Scottish Film Events: January 2023

Start 2023 with a trip into the nightmarish worlds of David Lynch, an eye-popping 80s double-bill and a rarely-screened Studio Ghibli gem

Article by Jamie Dunn | 05 Jan 2023
  • Blue Velvet

What better way to spend the new year than by slipping down a rabbit hole of cinema with We're Not in Kansas Anymore, Glasgow Film Theatre’s retrospective exploring the intersection between the nightmarish cinema of David Lynch and Victor Fleming's The Wizard of Oz. The occasion for this wonderful film season (which runs until 10 Jan) is the release of Alexandre O. Philippe’s documentary Lynch/Oz, which examines the connective tissue between Lynch’s work and that 1939 Technicolor fantasy classic. 

Or how about a couple of grimy 80s flicks screening on 35mm? Celluloid-nut Matt Palmer (he of All Night Horror Madness) has programmed the tech-noir masterpiece The Terminator in a curious double-bill with Road House, that really good bad movie from 1989 in which Patrick Swayze plays Dalton, a zen bouncer with a masters in philosophy and a penchant for throat-ripping. Both are screening in 35mm and it’s fair to say you won’t see these two films paired together anywhere else any time soon (Cameo, Edinburgh, 13 Jan). 

We get the feeling Dalton would be a fan of Koyaanisqatsi, Godfrey Reggio’s trippy, sorrowful vision of our hyper-connected consumeristic world from 1982 that looks simultaneously prescient (from a 2023 lens) and dated (given how often Reggio’s time-lapse images have been ripped off over the years). It’s screening at DCA on 18 January as part of exhibition Plastic: Remaking Our World.

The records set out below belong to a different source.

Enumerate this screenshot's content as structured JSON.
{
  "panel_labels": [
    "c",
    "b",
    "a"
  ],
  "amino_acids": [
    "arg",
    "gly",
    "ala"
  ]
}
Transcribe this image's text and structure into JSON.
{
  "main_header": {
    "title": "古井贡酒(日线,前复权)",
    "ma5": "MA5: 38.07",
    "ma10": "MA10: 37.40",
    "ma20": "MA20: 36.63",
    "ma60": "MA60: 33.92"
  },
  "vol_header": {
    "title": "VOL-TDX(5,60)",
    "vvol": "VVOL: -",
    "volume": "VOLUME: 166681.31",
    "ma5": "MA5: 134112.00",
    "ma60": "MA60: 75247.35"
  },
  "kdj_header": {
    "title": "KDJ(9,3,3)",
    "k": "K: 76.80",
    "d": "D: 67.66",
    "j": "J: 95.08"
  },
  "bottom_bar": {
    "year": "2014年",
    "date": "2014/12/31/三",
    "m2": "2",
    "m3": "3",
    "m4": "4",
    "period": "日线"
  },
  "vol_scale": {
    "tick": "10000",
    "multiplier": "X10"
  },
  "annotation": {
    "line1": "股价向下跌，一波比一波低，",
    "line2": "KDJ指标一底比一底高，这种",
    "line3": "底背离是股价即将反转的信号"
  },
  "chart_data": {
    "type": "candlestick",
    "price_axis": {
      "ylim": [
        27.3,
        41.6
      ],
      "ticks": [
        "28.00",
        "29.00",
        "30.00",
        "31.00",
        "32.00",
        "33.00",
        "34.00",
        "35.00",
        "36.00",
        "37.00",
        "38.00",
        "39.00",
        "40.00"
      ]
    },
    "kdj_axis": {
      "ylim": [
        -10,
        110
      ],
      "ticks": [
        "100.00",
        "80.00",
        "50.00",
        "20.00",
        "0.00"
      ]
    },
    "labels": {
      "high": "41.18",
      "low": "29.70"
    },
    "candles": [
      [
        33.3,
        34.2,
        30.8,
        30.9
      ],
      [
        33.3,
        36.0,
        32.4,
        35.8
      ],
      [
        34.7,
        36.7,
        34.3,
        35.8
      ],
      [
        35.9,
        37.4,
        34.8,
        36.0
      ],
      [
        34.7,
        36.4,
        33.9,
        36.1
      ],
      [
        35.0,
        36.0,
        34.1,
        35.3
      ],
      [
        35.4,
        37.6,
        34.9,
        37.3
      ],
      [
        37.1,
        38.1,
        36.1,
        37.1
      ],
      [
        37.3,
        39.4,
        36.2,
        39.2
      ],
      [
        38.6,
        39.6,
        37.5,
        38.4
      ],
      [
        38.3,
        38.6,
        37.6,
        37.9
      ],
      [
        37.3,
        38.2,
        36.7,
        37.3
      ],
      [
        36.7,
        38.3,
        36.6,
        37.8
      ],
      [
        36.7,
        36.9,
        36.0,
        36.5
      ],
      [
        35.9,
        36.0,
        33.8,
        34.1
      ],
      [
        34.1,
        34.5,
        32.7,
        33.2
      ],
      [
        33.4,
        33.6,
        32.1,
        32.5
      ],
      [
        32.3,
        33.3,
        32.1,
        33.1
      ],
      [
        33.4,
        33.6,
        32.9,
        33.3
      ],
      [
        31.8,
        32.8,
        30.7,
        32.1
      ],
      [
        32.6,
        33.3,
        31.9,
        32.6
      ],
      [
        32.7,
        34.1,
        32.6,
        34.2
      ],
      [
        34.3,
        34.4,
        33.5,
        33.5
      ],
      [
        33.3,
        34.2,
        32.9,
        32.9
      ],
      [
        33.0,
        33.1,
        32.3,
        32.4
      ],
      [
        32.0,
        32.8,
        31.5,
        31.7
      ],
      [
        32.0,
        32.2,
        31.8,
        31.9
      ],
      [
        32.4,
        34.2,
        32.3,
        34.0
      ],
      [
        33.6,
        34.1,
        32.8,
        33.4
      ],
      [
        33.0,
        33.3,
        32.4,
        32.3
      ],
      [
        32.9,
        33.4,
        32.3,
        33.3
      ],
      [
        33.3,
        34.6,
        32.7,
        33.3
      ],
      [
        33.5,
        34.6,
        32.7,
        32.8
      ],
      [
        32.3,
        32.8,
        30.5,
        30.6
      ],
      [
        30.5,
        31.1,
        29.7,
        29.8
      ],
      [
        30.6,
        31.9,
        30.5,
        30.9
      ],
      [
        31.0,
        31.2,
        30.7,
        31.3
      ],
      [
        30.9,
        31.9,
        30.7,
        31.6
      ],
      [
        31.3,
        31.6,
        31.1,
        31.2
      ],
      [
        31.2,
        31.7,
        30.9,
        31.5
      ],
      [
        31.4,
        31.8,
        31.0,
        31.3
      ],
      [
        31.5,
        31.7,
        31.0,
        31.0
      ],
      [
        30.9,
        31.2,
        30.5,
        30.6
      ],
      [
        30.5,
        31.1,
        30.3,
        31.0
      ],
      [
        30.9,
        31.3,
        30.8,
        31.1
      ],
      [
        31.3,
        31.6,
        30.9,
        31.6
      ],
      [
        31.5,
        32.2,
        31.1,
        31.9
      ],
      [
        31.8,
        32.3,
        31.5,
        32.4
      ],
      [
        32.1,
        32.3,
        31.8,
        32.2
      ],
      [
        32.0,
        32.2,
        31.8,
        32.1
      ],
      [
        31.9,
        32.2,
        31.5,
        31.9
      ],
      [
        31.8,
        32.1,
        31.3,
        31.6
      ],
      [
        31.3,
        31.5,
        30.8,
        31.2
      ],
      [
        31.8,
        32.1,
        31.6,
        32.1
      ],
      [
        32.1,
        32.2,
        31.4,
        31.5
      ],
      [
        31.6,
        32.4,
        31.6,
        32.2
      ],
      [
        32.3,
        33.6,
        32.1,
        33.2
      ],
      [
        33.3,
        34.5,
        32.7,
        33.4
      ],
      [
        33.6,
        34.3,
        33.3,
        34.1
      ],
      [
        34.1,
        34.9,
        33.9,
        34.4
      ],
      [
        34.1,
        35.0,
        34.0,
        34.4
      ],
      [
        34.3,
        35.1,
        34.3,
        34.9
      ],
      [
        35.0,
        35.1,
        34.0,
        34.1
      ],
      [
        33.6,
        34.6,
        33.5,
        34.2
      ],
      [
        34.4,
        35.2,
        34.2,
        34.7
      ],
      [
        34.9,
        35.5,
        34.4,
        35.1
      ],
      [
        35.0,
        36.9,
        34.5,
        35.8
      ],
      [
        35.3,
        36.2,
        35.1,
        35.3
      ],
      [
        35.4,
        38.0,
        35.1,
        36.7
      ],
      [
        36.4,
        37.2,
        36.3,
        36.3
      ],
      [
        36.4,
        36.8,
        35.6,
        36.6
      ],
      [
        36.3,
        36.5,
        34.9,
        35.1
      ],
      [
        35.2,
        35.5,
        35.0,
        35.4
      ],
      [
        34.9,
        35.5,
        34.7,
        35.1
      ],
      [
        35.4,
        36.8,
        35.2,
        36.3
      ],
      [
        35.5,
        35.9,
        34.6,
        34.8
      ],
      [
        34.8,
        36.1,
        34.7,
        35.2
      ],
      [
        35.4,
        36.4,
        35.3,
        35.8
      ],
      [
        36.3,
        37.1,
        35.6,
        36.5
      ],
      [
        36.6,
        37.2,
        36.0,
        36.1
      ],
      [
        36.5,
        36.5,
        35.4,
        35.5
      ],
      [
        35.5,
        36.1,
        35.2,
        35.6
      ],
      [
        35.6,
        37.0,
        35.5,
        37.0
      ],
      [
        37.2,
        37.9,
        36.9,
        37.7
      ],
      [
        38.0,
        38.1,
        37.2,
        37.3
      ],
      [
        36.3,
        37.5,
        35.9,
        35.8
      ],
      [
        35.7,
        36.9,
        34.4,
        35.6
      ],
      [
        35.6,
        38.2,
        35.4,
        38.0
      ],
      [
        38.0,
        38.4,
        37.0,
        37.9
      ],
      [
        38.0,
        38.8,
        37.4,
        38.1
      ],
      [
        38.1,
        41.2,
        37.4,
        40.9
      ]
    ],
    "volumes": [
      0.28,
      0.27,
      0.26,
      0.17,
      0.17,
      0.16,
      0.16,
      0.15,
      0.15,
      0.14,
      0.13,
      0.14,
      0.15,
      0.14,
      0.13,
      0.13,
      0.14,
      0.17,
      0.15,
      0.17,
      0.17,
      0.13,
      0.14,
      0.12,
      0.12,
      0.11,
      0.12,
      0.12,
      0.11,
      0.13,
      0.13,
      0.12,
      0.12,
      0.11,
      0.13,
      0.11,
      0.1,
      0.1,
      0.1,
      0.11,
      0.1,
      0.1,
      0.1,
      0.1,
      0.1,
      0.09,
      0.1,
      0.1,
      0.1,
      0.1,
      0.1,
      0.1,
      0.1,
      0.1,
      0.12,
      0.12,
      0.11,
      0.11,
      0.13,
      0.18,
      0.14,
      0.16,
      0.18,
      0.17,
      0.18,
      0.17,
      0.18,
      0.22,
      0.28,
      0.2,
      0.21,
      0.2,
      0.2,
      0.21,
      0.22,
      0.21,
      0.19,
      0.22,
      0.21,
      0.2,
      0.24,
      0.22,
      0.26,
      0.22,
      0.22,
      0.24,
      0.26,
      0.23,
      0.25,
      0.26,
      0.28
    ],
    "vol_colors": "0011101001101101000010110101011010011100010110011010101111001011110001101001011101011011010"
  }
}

Also at DCA, there’s a screening of the underseen Studio Ghibli film Only Yesterday (23 Jan). Chosen by artist Matthew Arthur Williams ahead of his DCA exhibition Soon Come, this is a rare chance to see a hidden gem of Ghibli’s colossal back catalogue. It’s one of their more low-key works, concerned with everyday observations of Japanese life rather than the fantasy and magic of other Ghibli films, but it’s no less great for that.

And finally, be sure to make it along to Cameo’s screening of Enys Men (11 Jan), Mark Jenkin’s followup to the brilliant Bait from 2019. Jenkin will be in Edinburgh for a Q&A following the film, and you’ll be hard-pressed to find a more passionate filmmaker. He's sure to have tonnes to say about the film’s tactile 16mm cinematography and its place in Cornish folk horror tradition.